Die Autorin Ingrid Annel schreibt eigentlich für Kinder. Dass aber gute Kindergeschichten auch Erwachsenen eine Freude machen können, zeigte sich am Samstag bei ihrer Lesung zu den Thüringer Literatur- und Autorentagen auf Burg Ranis. Zehn Kinder waren es am Ende, die der Erzählerin aus Erfurt für ihren dreiviertelstündigen Vortrag Beifall spendeten - mehr als doppelt so hoch war jedoch die Zahl der zufriedenen erwachsenen Hörer. "Ist es nicht faszinierend, dass ein paar Buchstaben ausreichen, um ganze Bücher zu füllen?" fragte Ingrid Annel ihre Gäste. Wichtig ist natürlich auch die Mischung, und wie angenehm bunt die Mutter dreier Kinder Buchstaben mischen, wie gekonnt sie mit Sprache jonglieren kann, zeigte sie in ihrer lustigen "53. Buchstabennudelsuppengeschichte" und in "Antonios Reise", einem spannenden Bericht, der demnächst zwischen den Deckeln des Buches "Ein Kind, zwei Zwerge, drei Hühner" nachgelesen werden kann.
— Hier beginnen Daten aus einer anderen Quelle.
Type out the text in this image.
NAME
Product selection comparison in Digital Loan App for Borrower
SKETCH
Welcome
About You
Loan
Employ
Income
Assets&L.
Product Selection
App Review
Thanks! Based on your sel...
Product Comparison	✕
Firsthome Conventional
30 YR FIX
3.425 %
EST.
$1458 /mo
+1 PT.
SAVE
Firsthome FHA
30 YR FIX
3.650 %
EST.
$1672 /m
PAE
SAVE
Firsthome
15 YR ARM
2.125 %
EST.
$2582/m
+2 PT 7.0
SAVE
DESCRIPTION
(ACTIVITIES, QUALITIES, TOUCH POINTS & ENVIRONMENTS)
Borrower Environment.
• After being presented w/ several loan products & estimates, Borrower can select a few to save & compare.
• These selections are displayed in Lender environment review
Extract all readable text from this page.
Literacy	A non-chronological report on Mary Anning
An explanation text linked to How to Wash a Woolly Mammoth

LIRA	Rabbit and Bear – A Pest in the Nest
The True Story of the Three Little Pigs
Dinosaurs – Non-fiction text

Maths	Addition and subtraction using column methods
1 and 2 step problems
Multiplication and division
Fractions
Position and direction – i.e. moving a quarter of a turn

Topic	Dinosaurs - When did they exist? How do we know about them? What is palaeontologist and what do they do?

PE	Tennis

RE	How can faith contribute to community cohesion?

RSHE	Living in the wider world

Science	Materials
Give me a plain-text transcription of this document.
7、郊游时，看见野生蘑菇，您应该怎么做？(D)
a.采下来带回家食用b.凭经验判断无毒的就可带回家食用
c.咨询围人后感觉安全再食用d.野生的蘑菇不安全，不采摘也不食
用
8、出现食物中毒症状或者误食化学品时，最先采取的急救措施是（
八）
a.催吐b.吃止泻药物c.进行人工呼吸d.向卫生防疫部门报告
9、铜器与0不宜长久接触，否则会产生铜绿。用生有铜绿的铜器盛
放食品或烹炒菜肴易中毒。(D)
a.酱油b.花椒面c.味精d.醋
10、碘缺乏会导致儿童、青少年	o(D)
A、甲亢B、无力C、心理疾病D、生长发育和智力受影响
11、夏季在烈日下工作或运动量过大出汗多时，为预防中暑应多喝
Ein bereits erschienenes bzw. mehrfach aufgelegtes Kinderbuch stellte auf der Burg Geert Müller-Gerbes vor. Der bekannte TV-Moderator, vierfacher Vater sowie zweifacher und bald dreifacher Großvater - alle Nachkommen sind Jungs ! -, setzte schon in seiner Vorrede der Großelternschaft ein Denkmal. Höher schlugen dann die Herzen der anwesenden Omas und und vor allem Opas, als er zwei Episoden aus seinem fantasiereichen Band "Opa, wer hat den Mond geklaut?" vorlas. Mit seiner aus "Wie bitte?!" bekannten ausdrucksstarken Stimme trug er die Geschichte eines sanften und geduldigen Opas vor, der auf alle Fragen, die Enkel so haben ("Opa, wie kommt der Mond eigentlich in den Himmel? Ist er auch gestorben?" oder "Opa, wo läuft die Zeit hin, wenn sie wegläuft?"), immer eine ganz persönliche, herrliche Antwort parat hat. "Das Schönste, was man machen kann, ist Kindern vorzulesen", gab Geert Müller-Gerbes den Eltern und Großeltern mit auf den Weg - aber auch die Kinder bat er, ihren Eltern und Großeltern mal vorzulesen.

Dass auch Lyrik von Autoren, die noch nicht so bekannt sind wie etwa Literaturtage-Star Reiner Kunze, ein angemessen großes Publikum findet, zeigte auf der Burg die Doppellesung der Thüringer Bärbel Klässner und Thomas Spaniel. Während Bärbel Klässner vor allem innere Seelenzustände protokollierte und quasi um Verständnis bittend ihr Wesen preisgab, registrierte Thomas Spaniel beispielsweise widersprüchliche öffentliche Situationen und ging mit ihnen ohne Umwege ins Gericht. Die beiden Autoren lasen im Wechsel, was bei ihren unterschiedlichen lyrischen Stimmen der Lesung einen zusätzlichen Reiz gab. Gegen Ende der Lesung sprühte es vom dunkel gewordenen Himmel; die Nässe in Kauf nehmend, warteten die 40 Hörer jedoch den Ausklang des letzten Wortes ab - was auch für die Texte von Bärbel Klässner und Thomas Spaniel sprechen dürfte.

Den Nachmittag rundete - wegen des Schauers im Roten Salon der Burg - Zirkusdirektor Paul Busch ab, der sein Publikum mit Berichten aus seinem abenteuerlichen Leben unterhielt.